On Immunity: An Inoculation

by Eula Biss

First reviewed May 2015

I spent some time in this review expressing what it felt like it notice people in public reacting to the title—I can only imagine what it feels like in a post-COVID19 America to have anything even remotely vaccine-related out on the bus or train. Reading through my archives, I spent a lot of 2014/15 being very critical of a lot of non-fiction, and this reads like a response as to why I was “soft” on the text. It feels strange to read “I liked it even if I didn’t agree with every single thing it says.” Like, duh, 2015 me, you don’t need to think a book is 100% right to be good!


For a book as short as On Immunity: An Inoculation—both in page length and in time spent with it—I received a disproportionate level of interest from strangers at the Think Coffee on Mercer, Washington Square Park, and the D train. I wasn’t sure whether this book carried some sort of connotation that I was inadvertently advertising—Paulo Coehlo’s coda on magical thinking The Alchemist comes to mind—but I knew I liked its lyricism right away. Once I recognized it as a treatise about vaccines, swirling with literary allusions and well-researched science, I stopped fretting over the spectre of contentious social anxieties I was fearful of projecting. I let myself be swept away by the collegiate presentation of the material.

When it took a turn into motherhood, I braced myself for special pleadings: I bristled when the talk shifted from the theoretical to the anecdotal, changed from erudite musings into tactile memoirs. My notes became more harsh as I looked for cracks in the arguments, ready to pounce on any glimmer of an anti-vaccination argument, no matter how veiled. Why, for example, was this book funded by the upscale discount retailer Target? What aspects of the author’s method could I pull down to make my own interpretations seem more poignant? And to end her extemporizing by touching on Candide’s non-ending—is she really comparing herself to Voltaire?

Paranoia, the theorist Eve Sedgwick observes, tends to be contagious. She calls it a “strong theory,” meaning a wide-ranging, reductive theory that displaces other ways of thinking. And paranoia very frequently passes for intelligence. As Sedgwick observes, “to theorize out of anything but a paranoid critical stance has come to seem naive, pious, or complaisant.”

This pulled me up short; yes, I was looking for things to pick apart. I didn’t want to hear about a child’s fearful face as his adenoids were being removed or a parent’s panic over fumes from mattress plastics; those things blur the hard line I have painted on the earth. I think vaccines are worthwhile. The author presents facts with such aplomb that an incautious or overzealous reader—and I admit that as I was sharpening my pitchfork I was guilty of being both—might forget that so does she:

In a section of The Vaccine Book titled “Is it your social responsibility to vaccinate your kids?” Dr. Bob asks, “Can we fault parents for putting their own child’s health ahead of that of the kids around him?” This is meant to be a rhetorical question, but Dr. Bob’s implied answer is not mine. In another section of the book, Dr. Book writes of his advice to parents who fear the MMR vaccine, “I also warn them not to share their fears with their neighbors, because if too many people avoid the MMR, we’ll likely see the disease increase significantly.”

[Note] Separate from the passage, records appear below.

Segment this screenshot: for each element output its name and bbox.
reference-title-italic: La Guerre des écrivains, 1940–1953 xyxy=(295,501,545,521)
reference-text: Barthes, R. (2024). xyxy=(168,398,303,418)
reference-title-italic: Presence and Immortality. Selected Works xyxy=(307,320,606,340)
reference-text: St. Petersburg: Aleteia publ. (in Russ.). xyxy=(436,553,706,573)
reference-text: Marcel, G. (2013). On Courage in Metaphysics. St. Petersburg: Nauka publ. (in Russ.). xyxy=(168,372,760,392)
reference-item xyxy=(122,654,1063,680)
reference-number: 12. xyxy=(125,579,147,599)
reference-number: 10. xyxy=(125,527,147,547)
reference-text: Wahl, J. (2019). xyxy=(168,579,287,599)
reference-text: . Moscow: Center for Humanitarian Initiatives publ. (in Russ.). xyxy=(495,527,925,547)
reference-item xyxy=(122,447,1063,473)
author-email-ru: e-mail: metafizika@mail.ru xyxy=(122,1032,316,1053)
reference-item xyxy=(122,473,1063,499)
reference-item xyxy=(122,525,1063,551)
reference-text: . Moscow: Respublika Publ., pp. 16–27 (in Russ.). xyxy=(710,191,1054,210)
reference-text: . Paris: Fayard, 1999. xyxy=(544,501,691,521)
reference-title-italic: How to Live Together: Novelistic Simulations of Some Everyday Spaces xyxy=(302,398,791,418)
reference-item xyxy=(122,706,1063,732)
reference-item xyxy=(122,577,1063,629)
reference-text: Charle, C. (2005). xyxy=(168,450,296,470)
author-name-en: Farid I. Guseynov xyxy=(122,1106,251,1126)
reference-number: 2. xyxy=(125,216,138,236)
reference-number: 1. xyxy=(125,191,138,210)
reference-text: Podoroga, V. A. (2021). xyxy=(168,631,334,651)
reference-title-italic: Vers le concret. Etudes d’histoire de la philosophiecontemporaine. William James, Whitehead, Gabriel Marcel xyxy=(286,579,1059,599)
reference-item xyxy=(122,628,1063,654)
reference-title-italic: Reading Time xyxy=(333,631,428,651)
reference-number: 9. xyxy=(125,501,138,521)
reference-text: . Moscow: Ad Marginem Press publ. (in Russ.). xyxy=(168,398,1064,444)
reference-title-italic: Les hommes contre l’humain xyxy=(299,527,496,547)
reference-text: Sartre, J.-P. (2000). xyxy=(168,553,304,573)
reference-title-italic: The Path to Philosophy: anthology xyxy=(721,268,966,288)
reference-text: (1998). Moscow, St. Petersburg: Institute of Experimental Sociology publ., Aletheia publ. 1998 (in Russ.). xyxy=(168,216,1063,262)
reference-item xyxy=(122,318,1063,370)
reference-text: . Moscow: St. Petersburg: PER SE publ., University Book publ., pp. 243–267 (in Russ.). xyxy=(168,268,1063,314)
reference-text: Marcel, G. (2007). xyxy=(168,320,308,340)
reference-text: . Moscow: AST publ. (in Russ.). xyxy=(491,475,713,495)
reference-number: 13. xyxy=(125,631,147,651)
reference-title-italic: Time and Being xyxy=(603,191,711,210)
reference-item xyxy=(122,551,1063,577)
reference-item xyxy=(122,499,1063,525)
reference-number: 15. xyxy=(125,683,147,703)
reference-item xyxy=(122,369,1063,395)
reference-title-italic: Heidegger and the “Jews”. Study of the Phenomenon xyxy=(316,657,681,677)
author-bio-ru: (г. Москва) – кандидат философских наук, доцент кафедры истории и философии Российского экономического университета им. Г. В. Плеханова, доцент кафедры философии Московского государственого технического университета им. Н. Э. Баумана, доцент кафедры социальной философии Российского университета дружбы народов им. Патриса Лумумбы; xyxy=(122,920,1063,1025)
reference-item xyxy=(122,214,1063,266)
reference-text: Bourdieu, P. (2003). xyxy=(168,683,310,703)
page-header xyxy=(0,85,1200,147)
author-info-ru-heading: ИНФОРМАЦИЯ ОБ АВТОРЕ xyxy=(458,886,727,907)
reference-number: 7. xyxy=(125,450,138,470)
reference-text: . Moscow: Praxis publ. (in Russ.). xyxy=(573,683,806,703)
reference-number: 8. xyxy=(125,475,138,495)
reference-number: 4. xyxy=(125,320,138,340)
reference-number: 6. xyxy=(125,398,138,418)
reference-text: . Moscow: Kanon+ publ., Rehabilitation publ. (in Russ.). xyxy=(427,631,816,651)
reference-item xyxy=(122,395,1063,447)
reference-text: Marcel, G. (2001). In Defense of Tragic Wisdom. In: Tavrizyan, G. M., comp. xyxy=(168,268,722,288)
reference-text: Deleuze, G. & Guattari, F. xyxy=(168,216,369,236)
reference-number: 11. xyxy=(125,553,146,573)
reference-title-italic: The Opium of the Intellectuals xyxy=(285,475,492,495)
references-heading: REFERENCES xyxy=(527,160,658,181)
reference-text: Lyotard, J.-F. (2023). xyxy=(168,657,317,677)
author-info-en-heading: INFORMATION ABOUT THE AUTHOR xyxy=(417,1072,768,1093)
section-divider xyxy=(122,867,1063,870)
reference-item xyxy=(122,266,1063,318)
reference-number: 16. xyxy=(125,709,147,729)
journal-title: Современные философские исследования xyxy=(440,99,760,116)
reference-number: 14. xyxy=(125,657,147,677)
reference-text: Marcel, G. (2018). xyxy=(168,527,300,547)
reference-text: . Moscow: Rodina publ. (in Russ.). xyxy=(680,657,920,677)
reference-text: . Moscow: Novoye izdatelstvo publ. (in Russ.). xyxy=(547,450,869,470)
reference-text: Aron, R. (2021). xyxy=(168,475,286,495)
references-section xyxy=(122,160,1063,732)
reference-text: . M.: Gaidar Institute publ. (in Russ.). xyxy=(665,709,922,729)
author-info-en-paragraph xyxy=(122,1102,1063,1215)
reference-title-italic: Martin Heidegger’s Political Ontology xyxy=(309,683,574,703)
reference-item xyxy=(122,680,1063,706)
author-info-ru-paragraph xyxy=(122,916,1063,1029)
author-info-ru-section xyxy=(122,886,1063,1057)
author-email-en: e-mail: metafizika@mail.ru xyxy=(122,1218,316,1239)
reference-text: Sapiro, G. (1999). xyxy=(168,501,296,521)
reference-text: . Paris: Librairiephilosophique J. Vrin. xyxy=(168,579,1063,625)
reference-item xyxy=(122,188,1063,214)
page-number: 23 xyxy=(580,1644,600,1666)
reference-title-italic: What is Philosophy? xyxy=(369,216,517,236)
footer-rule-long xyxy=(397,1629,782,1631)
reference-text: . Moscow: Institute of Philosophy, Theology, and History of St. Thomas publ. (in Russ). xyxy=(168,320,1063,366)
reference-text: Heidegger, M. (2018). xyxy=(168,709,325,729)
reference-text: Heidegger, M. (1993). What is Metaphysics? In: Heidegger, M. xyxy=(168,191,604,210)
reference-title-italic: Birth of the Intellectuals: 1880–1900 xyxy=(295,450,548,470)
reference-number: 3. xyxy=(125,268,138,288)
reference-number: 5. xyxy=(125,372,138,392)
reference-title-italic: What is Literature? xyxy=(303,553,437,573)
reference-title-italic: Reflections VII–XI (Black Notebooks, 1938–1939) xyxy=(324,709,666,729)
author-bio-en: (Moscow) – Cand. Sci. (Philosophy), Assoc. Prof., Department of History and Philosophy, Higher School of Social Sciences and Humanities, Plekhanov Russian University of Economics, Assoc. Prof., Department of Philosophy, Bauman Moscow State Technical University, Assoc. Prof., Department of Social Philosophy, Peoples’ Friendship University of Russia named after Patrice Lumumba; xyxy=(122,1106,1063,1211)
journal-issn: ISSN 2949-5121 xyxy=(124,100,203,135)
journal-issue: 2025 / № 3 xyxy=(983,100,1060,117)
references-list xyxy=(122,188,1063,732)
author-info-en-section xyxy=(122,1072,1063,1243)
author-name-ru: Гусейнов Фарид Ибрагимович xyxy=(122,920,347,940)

There is nothing wrong with being skeptical or researching claims that strike you as odd or inflammatory. On Immunity proves itself with every page—and it shouldn’t have to.

Reviewing is not static regurgitation—it is not pumping out synopses but filtering words through one's self: speaking to whether I enjoyed or didn’t enjoy a book; whether the knowledge was worthwhile or worthless; whether the whole experience came together into something greater than ink on a page. I respect the books I choose to spend my time with, and I expect them to respect me. I never sit down with a book and cackle eagerly as I scheme to hoist the author by his or her own petard. I am open to the words—I want to hear them. That is why I am reading. Books, ideally, have my trust until they lose it; I try my best not to crack a cover with my view already askance, awaiting the narrative to conform to my expectations before I will accept what it says. On Immunity didn’t insult me. It isn’t trying to sell me something, isn’t trying to change my mind or shame anyone or garner more clicks with inflammatory rhetoric. It makes statements; it supports them with evidence. It conveys thoughts; it presents them as logical and introspective. It is a lovely book, honest to what it is; no polemic but a narrative absorbing and reforming the zeitgeist around vaccination.

It is worth the time—well, look. It is short. Short enough to read yourself, if you are reading reviews. To experience the words as they suffuse your mind with metaphor and allusion is the major strength of this work. As to whether it is worthwhile; much like life—or Candide—you’ll never know until it is over.